Le temps qu'il reste - Elia Suleiman

Grand oublié du palmarès de Cannes cette année, Le temps qu'il reste du réalisateur palestinien Elia Suleiman (film dont j'ai lu de bonnes critiques chez Yohan et Dr Orlof) est à voir pour tous les moments de poésie auxquels nous assistons ainsi que la mise en scène: Elia Suleiman sait placer sa caméra et a le sens du cadre. Il y a peu de dialogues mais tout est compréhensible et intelligible. Le film retrace la vie des parents d'E.S. (son nom dans le film) et de quelques personnages hauts en couleur dont un homme qui veut à tout prix se suicider. Elia Suleiman s'est inspiré de carnets qu'a laissés son père.
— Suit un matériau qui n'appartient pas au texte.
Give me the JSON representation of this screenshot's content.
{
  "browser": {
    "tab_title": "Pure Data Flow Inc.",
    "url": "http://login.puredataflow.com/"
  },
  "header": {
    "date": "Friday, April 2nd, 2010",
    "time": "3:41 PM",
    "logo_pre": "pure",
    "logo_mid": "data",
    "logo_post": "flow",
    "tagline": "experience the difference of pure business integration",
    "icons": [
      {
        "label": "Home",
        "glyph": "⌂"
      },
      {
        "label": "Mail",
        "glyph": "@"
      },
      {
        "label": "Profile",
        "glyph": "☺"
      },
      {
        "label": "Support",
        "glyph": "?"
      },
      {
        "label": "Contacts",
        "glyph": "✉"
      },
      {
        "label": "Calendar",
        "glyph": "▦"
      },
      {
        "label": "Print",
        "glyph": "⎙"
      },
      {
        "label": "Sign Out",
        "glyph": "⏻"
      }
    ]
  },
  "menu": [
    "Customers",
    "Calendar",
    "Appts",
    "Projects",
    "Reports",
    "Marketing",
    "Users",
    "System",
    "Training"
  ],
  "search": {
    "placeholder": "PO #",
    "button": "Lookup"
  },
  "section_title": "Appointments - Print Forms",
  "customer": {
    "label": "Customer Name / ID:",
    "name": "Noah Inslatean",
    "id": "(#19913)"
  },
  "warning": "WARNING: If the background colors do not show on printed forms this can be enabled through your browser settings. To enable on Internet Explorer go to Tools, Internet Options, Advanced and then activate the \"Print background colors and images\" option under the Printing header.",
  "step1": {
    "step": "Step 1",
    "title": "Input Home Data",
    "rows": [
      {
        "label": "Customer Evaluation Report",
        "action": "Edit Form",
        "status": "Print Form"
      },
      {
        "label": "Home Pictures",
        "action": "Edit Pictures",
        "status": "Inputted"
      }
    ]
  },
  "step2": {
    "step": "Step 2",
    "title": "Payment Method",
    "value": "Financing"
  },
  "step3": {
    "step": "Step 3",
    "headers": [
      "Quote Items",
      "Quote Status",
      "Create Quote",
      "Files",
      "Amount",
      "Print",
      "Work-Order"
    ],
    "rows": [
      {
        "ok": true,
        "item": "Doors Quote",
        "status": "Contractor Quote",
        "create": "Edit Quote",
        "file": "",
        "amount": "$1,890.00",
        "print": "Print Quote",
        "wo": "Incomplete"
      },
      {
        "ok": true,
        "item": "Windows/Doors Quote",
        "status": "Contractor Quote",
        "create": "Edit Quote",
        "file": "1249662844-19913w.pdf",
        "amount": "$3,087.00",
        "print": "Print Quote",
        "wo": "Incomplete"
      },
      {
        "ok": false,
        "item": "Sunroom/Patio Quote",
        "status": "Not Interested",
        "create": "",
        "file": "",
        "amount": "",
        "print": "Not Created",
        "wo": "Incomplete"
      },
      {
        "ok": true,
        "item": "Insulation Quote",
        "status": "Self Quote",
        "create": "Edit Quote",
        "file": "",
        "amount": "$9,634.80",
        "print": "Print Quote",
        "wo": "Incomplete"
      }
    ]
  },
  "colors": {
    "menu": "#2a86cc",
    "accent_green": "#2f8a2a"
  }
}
Tout se passe à Nazareth de 1948 à nos jours, avec quelques années mises en exergue où l'on assiste à la cohabitation plus ou moins tendue entre Palestiniens et Israéliens. Je retiens quelques scènes, dont l'homme au téléphone portable en ligne de mire d'un char, des jeunes qui malgré l'appel au couvre-feu continuent de danser dans un appartement très éclairé (et rien ne se passe), celle d'une institutrice qui détourne l'attention de jeunes écoliers quand deux acteurs s'embrassent lors d'une scène dans une projection de cinéma. Il n'y pas d'histoire mais plutôt des instants de vie. Après Intervention divine (2002) qui ne m'avait pas convaincue, je ne peux que vous recommander Le temps qu'il reste.